Here ‘when a flood runs ‘fierce and wild’, the child ‘puts his budding courage to the proof’, whilst ‘declining (and wiser) Manhood learns to note the sly and sure encroachments of infirmity.’!
(Photo by Andy Deacon – geograph)

Poetry of the Heart
Wordsworth pays his tribute to the old vicar Robert Walker who for 60 years faithfully worked here in this humble out-of-the-way place:
….in those days
When this low Pile a Gospel Teacher knew,
Whose good works formed an endless retinue:
A Pastor such as Chaucer’s verse portrays;
Such as the heaven-taught skill of Herbert drew;
And tender Goldsmith crowned with deathless praise!Seathwaite Chapel Sonnet 18
Wordsworth sees beauty and dignity in the poor, the disadvantaged and the forgotten. Those whose lives were lived in obscurity, ignored by the world as insignificant.
- The leech gatherer on the lonely moor.
- The Old Cumberland Beggar.
- The heart- broken shepherd after the death of the last of his flock
- The solitary reaper singing as she worked in the field.
- The despised gypsies’ simple life sleeping out rough under the stars
Wordsworth’s sensitive heart notices the least of things: ‘The meanest flower that grows’, the ruined cottage, the quiet nook, ‘the untrodden ways‘. Even this insignificant river Duddon. That is why so many of us are drawn to Wordsworth and his poetry. Not forgetting the attractive picture we are given of the whole Wordsworth household. Mary his wife and Dorothy his sister, ‘Who gave me eyes to see’ the meanest things.

Still Glides the Stream
Downstream the river becomes shaded by ‘green alders, ashes and ‘birch-trees risen in silver colonnade’. Wordsworth came here fishing as a boy and fell in love with the place. It’s an insignificant river, but for Wordsworth, for whom ‘littleness is not the least of things’ it was special. In 1820 he published his 33 Duddon Sonnets to express his ‘poetry of the heart‘ for this remote place among the ‘untrodden ways’ of Lakeland.

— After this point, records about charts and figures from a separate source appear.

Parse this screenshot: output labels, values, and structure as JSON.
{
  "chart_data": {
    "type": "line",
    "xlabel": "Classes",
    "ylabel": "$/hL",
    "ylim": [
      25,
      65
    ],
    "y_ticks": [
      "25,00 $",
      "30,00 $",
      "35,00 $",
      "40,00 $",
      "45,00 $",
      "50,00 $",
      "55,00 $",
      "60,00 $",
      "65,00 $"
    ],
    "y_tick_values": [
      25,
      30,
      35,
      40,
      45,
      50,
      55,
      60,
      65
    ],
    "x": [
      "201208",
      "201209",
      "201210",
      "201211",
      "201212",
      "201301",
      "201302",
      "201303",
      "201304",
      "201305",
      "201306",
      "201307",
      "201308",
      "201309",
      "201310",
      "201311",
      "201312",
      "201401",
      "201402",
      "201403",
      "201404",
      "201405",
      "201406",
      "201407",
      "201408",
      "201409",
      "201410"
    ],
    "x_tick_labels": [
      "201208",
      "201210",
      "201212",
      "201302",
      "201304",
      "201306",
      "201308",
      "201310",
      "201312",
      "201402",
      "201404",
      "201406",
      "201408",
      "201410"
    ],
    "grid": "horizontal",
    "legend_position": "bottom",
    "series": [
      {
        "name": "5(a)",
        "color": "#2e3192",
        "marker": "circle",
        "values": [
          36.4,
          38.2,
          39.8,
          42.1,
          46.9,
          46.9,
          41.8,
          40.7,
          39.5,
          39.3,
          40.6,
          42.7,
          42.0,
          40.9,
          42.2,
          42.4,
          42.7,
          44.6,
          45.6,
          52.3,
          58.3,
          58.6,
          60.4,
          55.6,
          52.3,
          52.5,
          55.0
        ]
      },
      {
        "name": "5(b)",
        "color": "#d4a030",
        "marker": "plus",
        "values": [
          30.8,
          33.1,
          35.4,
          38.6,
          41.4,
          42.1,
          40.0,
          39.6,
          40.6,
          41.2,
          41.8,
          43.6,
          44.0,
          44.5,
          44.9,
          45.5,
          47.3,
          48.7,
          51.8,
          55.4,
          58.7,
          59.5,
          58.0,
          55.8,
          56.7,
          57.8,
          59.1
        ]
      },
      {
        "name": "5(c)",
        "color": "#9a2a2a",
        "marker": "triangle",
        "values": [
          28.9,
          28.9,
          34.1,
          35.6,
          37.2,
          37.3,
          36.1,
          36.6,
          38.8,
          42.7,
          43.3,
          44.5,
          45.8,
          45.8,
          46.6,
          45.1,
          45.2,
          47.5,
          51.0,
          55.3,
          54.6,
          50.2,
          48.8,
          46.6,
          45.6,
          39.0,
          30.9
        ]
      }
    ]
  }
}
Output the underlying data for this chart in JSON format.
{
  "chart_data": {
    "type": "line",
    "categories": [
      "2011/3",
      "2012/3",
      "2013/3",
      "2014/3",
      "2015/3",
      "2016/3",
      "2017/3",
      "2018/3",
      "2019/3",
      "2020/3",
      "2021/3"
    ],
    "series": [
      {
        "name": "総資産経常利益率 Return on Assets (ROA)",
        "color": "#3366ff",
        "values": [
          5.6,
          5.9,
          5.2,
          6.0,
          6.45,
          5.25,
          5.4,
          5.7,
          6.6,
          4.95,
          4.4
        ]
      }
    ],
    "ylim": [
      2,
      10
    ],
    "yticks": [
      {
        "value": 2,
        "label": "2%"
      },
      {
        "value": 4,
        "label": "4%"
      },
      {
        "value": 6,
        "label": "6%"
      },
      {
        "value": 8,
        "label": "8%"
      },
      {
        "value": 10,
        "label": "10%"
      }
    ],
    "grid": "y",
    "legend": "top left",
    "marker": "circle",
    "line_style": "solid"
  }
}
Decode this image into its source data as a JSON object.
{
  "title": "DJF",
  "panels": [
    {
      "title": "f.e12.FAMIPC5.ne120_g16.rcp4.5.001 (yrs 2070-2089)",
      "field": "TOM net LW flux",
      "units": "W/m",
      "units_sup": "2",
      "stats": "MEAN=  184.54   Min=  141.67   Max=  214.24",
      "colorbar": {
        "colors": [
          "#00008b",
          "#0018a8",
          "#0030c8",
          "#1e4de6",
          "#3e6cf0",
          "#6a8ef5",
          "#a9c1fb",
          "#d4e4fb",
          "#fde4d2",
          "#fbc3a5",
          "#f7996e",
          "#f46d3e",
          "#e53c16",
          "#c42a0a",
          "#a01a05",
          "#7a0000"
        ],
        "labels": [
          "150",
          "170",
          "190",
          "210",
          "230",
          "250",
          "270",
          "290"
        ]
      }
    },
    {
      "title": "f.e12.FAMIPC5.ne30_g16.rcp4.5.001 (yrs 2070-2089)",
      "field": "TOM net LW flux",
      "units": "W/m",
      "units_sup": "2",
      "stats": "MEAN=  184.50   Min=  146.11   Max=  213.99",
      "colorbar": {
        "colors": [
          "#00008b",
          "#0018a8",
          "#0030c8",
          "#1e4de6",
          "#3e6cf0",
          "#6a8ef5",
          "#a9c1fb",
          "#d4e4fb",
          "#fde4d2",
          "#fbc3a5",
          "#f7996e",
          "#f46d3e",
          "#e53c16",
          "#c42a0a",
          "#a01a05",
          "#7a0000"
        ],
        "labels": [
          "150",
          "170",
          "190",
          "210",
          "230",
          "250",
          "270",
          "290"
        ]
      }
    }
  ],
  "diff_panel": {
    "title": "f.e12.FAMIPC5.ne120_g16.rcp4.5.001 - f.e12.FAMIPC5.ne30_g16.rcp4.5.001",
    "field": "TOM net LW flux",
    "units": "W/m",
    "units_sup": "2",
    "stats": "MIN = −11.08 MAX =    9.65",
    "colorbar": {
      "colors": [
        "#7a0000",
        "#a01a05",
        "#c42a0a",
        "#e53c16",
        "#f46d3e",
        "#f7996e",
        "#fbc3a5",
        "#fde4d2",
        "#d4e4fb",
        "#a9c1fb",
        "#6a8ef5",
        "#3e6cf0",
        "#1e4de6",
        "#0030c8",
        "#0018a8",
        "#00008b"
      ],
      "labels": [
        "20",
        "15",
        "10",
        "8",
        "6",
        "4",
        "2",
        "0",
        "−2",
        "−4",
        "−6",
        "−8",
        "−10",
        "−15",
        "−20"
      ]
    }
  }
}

Wordsworth may well have stood on this bridge looking down at the water ‘gliding in silence with unfettered sweep’ towards its final estuary and out into the sea.
Here is his Sonnet 33: a final tribute to this river:
I thought of Thee, my partner and my guide,
As being past away.—Vain sympathies!
For, backward, Duddon! as I cast my eyes,
I see what was, and is, and will abide;
Still glides the Stream, and shall for ever glide;
The Form remains, the Function never dies;
While we, the brave, the mighty, and the wise,
We Men, who in our morn of youth defied
The elements, must vanish;—be it so!
Enough, if something from our hands have power
To live, and act, and serve the future hour;
And if, as toward the silent tomb we go,
Through love, through hope, and faith’s transcendent dower,
We feel that we are greater than we know.
A thought -Wordsworth left us his beautiful poetry and the memory of his humble life. What legacy am I leaving?